Open hjelmn opened 5 years ago
@yosefe Who can fix this? I plan to just document this in Open MPI and point users at the documentation if they try to use UCX on a Cray.
@yosefe @MattBBaker we fixed it in the past ? Can we have hardcoded assert when people bloat it ? @hjelmn FYI, LANL will be adding full UCX regression for Cray. One way or another we have to fix this.
Unfortunately the assert only helps if you're trying to hit it with ugni. The UCP wireup protocol will have to be fixed to do something smart when it's aux transport is too small. I see some code in there sketching out something for a multipart wireup?
It was discussed during f2f. I think we have path forward to fix this.
@shamisp we'd be interested in helping to test any fix there may be for this. Should #3231 help?
@hppritcha it was discussed on the call and the answer is no. UCP or SMSG exchange protocols and data structures have to be updated.
@snyjm-18 and I discussed this some and since
we decided to not pursue a solution on the Cray systems at this time.
@hppritcha - can you please provide more information ? Since homogenous wire up was introduced in UCX we can easily drop most of the info from the packet header without any re-design. Probably between 50-100 COL ?
@shamisp when was this added? Do we need to do anything special to enable homogenous wire-up?
It was added while ago to UCP. It reduces UCP header but it is not enough. I think we can pick this up at ugni UCT and strip off all the unnecessary info. With UGNI we know it is single transport, the same BW latency everywhere, etc.

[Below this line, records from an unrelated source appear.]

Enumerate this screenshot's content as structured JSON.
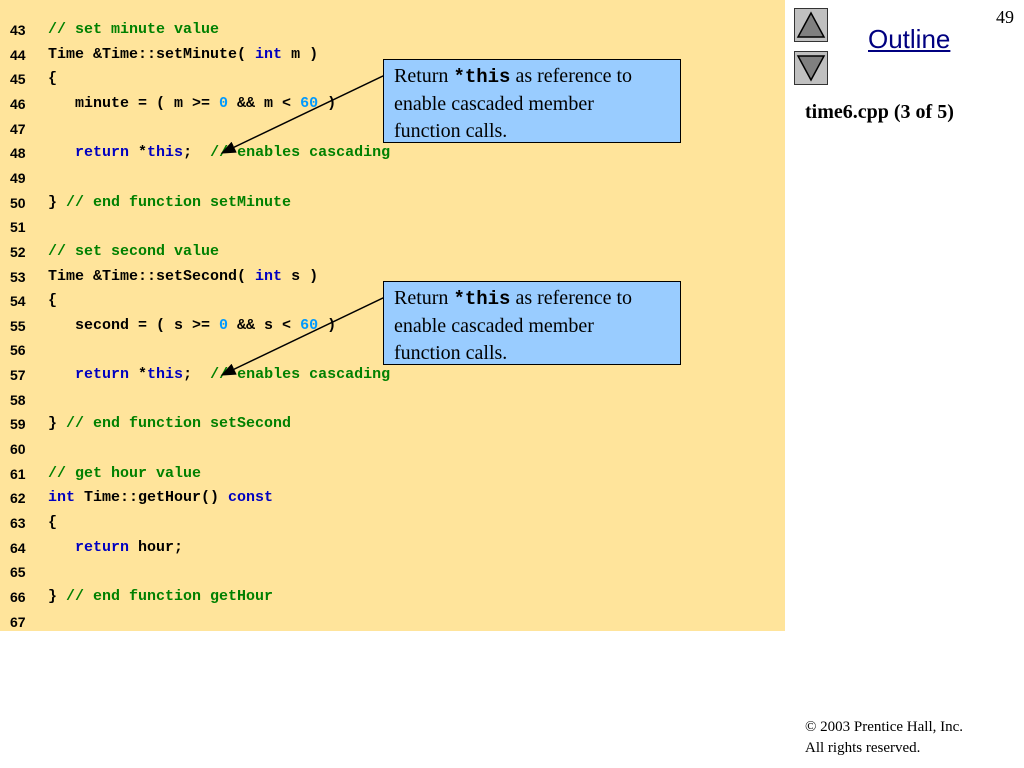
{
  "page_number": "49",
  "outline_label": "Outline",
  "file_title": "time6.cpp (3 of 5)",
  "copyright_line1": "© 2003 Prentice Hall, Inc.",
  "copyright_line2": "All rights reserved.",
  "colors": {
    "code_background": "#ffe49b",
    "callout_background": "#99ccff",
    "comment": "#008000",
    "keyword": "#0000c0",
    "number": "#0099ff",
    "link": "#000080"
  },
  "icons": {
    "up": "up-triangle-icon",
    "down": "down-triangle-icon"
  },
  "code_lines": [
    {
      "n": "43",
      "tokens": [
        {
          "c": "c",
          "t": "// set minute value"
        }
      ]
    },
    {
      "n": "44",
      "tokens": [
        {
          "c": "t",
          "t": "Time &Time::setMinute( "
        },
        {
          "c": "k",
          "t": "int"
        },
        {
          "c": "t",
          "t": " m )"
        }
      ]
    },
    {
      "n": "45",
      "tokens": [
        {
          "c": "t",
          "t": "{"
        }
      ]
    },
    {
      "n": "46",
      "tokens": [
        {
          "c": "t",
          "t": "   minute = ( m >= "
        },
        {
          "c": "n",
          "t": "0"
        },
        {
          "c": "t",
          "t": " && m < "
        },
        {
          "c": "n",
          "t": "60"
        },
        {
          "c": "t",
          "t": " )"
        }
      ]
    },
    {
      "n": "47",
      "tokens": []
    },
    {
      "n": "48",
      "tokens": [
        {
          "c": "t",
          "t": "   "
        },
        {
          "c": "k",
          "t": "return"
        },
        {
          "c": "t",
          "t": " *"
        },
        {
          "c": "k",
          "t": "this"
        },
        {
          "c": "t",
          "t": ";  "
        },
        {
          "c": "c",
          "t": "// enables cascading"
        }
      ]
    },
    {
      "n": "49",
      "tokens": []
    },
    {
      "n": "50",
      "tokens": [
        {
          "c": "t",
          "t": "} "
        },
        {
          "c": "c",
          "t": "// end function setMinute"
        }
      ]
    },
    {
      "n": "51",
      "tokens": []
    },
    {
      "n": "52",
      "tokens": [
        {
          "c": "c",
          "t": "// set second value"
        }
      ]
    },
    {
      "n": "53",
      "tokens": [
        {
          "c": "t",
          "t": "Time &Time::setSecond( "
        },
        {
          "c": "k",
          "t": "int"
        },
        {
          "c": "t",
          "t": " s )"
        }
      ]
    },
    {
      "n": "54",
      "tokens": [
        {
          "c": "t",
          "t": "{"
        }
      ]
    },
    {
      "n": "55",
      "tokens": [
        {
          "c": "t",
          "t": "   second = ( s >= "
        },
        {
          "c": "n",
          "t": "0"
        },
        {
          "c": "t",
          "t": " && s < "
        },
        {
          "c": "n",
          "t": "60"
        },
        {
          "c": "t",
          "t": " )"
        }
      ]
    },
    {
      "n": "56",
      "tokens": []
    },
    {
      "n": "57",
      "tokens": [
        {
          "c": "t",
          "t": "   "
        },
        {
          "c": "k",
          "t": "return"
        },
        {
          "c": "t",
          "t": " *"
        },
        {
          "c": "k",
          "t": "this"
        },
        {
          "c": "t",
          "t": ";  "
        },
        {
          "c": "c",
          "t": "// enables cascading"
        }
      ]
    },
    {
      "n": "58",
      "tokens": []
    },
    {
      "n": "59",
      "tokens": [
        {
          "c": "t",
          "t": "} "
        },
        {
          "c": "c",
          "t": "// end function setSecond"
        }
      ]
    },
    {
      "n": "60",
      "tokens": []
    },
    {
      "n": "61",
      "tokens": [
        {
          "c": "c",
          "t": "// get hour value"
        }
      ]
    },
    {
      "n": "62",
      "tokens": [
        {
          "c": "k",
          "t": "int"
        },
        {
          "c": "t",
          "t": " Time::getHour() "
        },
        {
          "c": "k",
          "t": "const"
        }
      ]
    },
    {
      "n": "63",
      "tokens": [
        {
          "c": "t",
          "t": "{"
        }
      ]
    },
    {
      "n": "64",
      "tokens": [
        {
          "c": "t",
          "t": "   "
        },
        {
          "c": "k",
          "t": "return"
        },
        {
          "c": "t",
          "t": " hour;"
        }
      ]
    },
    {
      "n": "65",
      "tokens": []
    },
    {
      "n": "66",
      "tokens": [
        {
          "c": "t",
          "t": "} "
        },
        {
          "c": "c",
          "t": "// end function getHour"
        }
      ]
    },
    {
      "n": "67",
      "tokens": []
    }
  ],
  "callouts": [
    {
      "pre": "Return ",
      "code": "*this",
      "post": " as reference to",
      "line2": "enable cascaded member",
      "line3": "function calls."
    },
    {
      "pre": "Return ",
      "code": "*this",
      "post": " as reference to",
      "line2": "enable cascaded member",
      "line3": "function calls."
    }
  ]
}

@hjelmn Can you send me your configure line for ompi?
I have been looking into this. What is unified mode? It looks like it can allow for a smaller wireup message size on homogenous systems, which would save us 45+ bytes. I assume a cray would qualify as a homogenous system. I couldn't find where this is set though. @yosefe @shamisp
Used the environment variable to set unified mode, but now it just hangs.
Right now UCP is trying to send a message of 145 bytes using the datagram protocol when the limit is 128 bytes. This leads to the following error:
Just documenting the bug. I will not try to fix it.